Закрыв входную дверь, экономка тихонько постучала в гостиную, и сейчас же голос, который так не нравился Банди, пригласил миссис Гиллоу войти.
– К вам пришел доктор, мадам, – ответила та.
Я воспользовался этим объявлением и вошел.
– Я не слышала, как вы стучали! – воскликнула миссис Фруд, вставая и протягивая мне руку.
– Я и не стучал, – признался я. – Я пробрался сюда под прикрытием миссис Гиллоу.
– Это было весьма осмотрительно с вашей стороны! – улыбнулась она. – Вы заставляете меня чувствовать себя этакой женской версией шотландского принца Чарли, которого весь свет считает бездыханно лежащим в пещере грабителей, в то время как он гуляет по Парижу, рассматривая витрины модных магазинов. Но во время своей прогулки я старательно оглядывалась по сторонам.
– В этом уже нет никакой необходимости, – заверил ее я. – Осада снята.
– Вы имеете в виду, что муж мой уехал?! – воскликнула она.
– Да, это так, – и я сделал краткий отчет о событиях этого утра, умолчав лишь о случае личной благотворительности.
– Как вы думаете, хозяйка ночлежки оплатила его проезд из собственных средств? – поинтересовалась она.
– Уверен, что это не так, – ответил я, может быть, слишком уж поспешно. – Насколько мне известно, ей предложил деньги какой-то местный альтруист, но немного – всего несколько шиллингов, знаете ли.
– Тем не менее, я чувствую себя обязанной возместить этому альтруисту потраченные им для моего благополучия шиллинги, – заметила она.
– Уверен, что это невозможно, – ответил я с легким нажимом. – Такое нельзя сделать, не раскрыв при этом свою личность, да и благотворитель при этом перестал бы быть таковым. Нет уж, лучше оставьте эту идею, по крайней мере, на ближайшее время.
– На ближайшее время! – с горечью воскликнула она. – Мне уже кажется, что мне суждено скрываться от мужа до конца моей жизни!
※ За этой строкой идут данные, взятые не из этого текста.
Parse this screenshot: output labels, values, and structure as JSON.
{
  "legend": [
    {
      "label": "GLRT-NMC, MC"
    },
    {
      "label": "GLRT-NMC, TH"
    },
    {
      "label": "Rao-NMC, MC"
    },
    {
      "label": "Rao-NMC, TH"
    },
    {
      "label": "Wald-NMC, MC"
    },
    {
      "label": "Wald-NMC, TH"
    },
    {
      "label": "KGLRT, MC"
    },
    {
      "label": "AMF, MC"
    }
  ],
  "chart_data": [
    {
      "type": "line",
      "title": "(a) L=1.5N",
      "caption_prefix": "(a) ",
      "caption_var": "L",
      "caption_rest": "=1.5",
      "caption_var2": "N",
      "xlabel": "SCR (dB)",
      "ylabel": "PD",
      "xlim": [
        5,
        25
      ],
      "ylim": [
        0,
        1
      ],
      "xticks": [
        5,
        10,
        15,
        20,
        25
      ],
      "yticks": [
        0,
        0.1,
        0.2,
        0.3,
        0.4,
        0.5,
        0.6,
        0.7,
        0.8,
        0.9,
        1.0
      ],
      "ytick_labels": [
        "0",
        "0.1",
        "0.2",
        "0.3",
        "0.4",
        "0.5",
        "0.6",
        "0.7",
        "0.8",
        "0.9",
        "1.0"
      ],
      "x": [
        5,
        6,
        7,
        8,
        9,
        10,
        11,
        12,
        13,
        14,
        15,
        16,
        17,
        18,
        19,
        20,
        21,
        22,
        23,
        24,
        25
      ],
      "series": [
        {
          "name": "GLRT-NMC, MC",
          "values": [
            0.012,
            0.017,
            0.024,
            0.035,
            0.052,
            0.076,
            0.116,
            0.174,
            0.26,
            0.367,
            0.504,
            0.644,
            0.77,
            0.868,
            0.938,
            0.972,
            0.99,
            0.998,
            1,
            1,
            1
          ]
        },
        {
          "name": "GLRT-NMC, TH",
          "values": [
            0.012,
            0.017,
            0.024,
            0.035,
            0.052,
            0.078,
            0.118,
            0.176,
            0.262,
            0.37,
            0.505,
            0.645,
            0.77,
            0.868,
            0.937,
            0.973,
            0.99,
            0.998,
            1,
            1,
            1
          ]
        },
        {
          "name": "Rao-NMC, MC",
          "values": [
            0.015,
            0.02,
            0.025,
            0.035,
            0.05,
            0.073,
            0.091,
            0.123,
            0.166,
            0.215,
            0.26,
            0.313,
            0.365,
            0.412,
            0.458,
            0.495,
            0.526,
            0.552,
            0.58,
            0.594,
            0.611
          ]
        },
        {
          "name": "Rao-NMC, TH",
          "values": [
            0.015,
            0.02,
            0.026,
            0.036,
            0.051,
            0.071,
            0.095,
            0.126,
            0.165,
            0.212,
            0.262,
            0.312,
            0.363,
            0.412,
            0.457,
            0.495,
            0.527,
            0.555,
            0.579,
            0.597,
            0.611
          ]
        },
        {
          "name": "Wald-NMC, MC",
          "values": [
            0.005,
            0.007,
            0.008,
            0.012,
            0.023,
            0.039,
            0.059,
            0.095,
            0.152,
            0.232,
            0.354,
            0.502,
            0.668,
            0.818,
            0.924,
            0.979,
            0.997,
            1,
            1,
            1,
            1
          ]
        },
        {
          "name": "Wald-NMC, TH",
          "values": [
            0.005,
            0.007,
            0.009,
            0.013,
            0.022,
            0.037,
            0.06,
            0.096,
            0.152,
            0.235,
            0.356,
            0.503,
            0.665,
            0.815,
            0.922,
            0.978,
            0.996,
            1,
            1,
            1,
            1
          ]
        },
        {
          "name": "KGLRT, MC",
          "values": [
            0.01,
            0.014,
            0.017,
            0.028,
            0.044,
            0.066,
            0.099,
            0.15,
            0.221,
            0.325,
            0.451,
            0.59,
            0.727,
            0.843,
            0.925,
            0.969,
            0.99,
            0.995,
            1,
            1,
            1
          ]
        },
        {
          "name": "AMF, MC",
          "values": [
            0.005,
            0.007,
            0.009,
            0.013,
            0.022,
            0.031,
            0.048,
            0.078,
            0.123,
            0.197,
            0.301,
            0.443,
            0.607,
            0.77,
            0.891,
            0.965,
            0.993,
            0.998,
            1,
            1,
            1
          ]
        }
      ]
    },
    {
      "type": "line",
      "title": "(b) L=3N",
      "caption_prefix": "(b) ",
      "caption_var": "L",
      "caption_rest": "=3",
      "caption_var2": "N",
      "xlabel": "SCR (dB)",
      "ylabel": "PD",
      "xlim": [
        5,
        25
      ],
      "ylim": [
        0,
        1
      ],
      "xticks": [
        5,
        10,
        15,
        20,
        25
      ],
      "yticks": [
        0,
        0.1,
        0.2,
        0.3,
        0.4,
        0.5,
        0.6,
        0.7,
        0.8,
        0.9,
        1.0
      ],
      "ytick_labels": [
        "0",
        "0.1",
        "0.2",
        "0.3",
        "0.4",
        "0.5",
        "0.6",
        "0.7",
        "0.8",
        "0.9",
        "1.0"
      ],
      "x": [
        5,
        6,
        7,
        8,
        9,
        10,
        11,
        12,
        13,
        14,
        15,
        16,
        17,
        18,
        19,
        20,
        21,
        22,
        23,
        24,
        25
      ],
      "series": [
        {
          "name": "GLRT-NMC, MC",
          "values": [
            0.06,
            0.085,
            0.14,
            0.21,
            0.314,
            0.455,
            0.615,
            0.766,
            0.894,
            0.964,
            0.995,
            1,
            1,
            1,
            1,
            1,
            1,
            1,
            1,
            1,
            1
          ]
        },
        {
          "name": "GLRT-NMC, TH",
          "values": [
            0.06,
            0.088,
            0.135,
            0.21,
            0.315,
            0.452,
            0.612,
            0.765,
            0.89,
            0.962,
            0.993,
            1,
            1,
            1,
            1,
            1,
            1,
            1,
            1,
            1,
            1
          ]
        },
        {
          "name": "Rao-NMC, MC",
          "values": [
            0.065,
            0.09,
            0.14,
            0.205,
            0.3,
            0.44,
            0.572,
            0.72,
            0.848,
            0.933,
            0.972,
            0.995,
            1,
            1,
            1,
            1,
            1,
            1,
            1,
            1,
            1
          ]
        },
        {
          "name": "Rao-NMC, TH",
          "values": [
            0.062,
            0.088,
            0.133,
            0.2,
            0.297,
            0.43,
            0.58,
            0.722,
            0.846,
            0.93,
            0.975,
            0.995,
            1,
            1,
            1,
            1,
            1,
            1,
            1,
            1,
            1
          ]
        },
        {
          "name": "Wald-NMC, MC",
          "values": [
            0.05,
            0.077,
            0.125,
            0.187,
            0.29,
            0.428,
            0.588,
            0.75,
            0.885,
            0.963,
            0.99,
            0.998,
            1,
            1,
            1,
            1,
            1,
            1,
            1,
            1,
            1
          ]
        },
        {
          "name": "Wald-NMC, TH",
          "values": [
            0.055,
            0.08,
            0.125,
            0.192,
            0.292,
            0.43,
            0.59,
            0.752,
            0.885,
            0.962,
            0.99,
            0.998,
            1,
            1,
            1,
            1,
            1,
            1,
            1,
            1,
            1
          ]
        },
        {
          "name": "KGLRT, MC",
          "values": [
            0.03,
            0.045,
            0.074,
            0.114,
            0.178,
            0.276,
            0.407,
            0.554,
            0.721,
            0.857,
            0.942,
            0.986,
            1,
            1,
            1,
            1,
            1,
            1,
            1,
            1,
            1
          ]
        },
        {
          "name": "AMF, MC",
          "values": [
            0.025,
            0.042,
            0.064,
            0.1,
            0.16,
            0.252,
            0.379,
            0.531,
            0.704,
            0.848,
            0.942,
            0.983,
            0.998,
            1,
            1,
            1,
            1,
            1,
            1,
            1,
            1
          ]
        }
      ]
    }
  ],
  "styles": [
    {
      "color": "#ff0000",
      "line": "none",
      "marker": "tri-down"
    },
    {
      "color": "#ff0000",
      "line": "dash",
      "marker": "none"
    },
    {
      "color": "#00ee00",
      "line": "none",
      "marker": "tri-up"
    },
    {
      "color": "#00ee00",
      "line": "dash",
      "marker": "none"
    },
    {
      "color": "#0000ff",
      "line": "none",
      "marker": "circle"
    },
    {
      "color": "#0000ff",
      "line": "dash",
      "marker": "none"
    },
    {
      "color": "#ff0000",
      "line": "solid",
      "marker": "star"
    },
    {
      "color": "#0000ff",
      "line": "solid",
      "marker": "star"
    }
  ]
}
Как это ужасно – жить в состоянии постоянного бегства, словно преступник, и даже не осмеливаться завести здесь знакомство!
– Разве вы никого не знаете в Рочестере?
– Ни души, – призналась она, – за исключением мистера Джеппа, который является сводным братом моей покойной тетушки, да еще его партнера, моей миссис Гиллоу и вас. И только вы четверо знаете о моем несчастном положении.
– Так миссис Гиллоу тоже знает, как обстоят дела? – спросил я с некоторым удивлением.
– Да, – ответила она. – Я подумала, что будет лучше рассказать ей это – по секрету, разумеется, чтобы она поняла, почему я веду жизнь затворницы.
– А ваши прежние друзья? Неужели вы разорвали все знакомства?
– Почти все. У меня вовсе не так много настоящих друзей, но я тайком поддерживаю связь с парой моих старых товарищей по сцене. Но я заставила их поклясться хранить все в секрете, хотя, похоже, секрет этот каким-то образом все же просочился. Разумеется, все они знают моего мужа.
– И эти друзья рассказали вам, что думает ваш муж по поводу вашего бегства?
– Конечно. Прежде всего, он думает, что я с ним отвратительно обошлась. Потом, он наверняка предполагает, что у меня был какой-то особый мотив, чтобы сбежать от него. Как будто одних его дурных привычек тут недостаточно! Весьма простой мотив, на самом деле, а вовсе не какой-то особенный!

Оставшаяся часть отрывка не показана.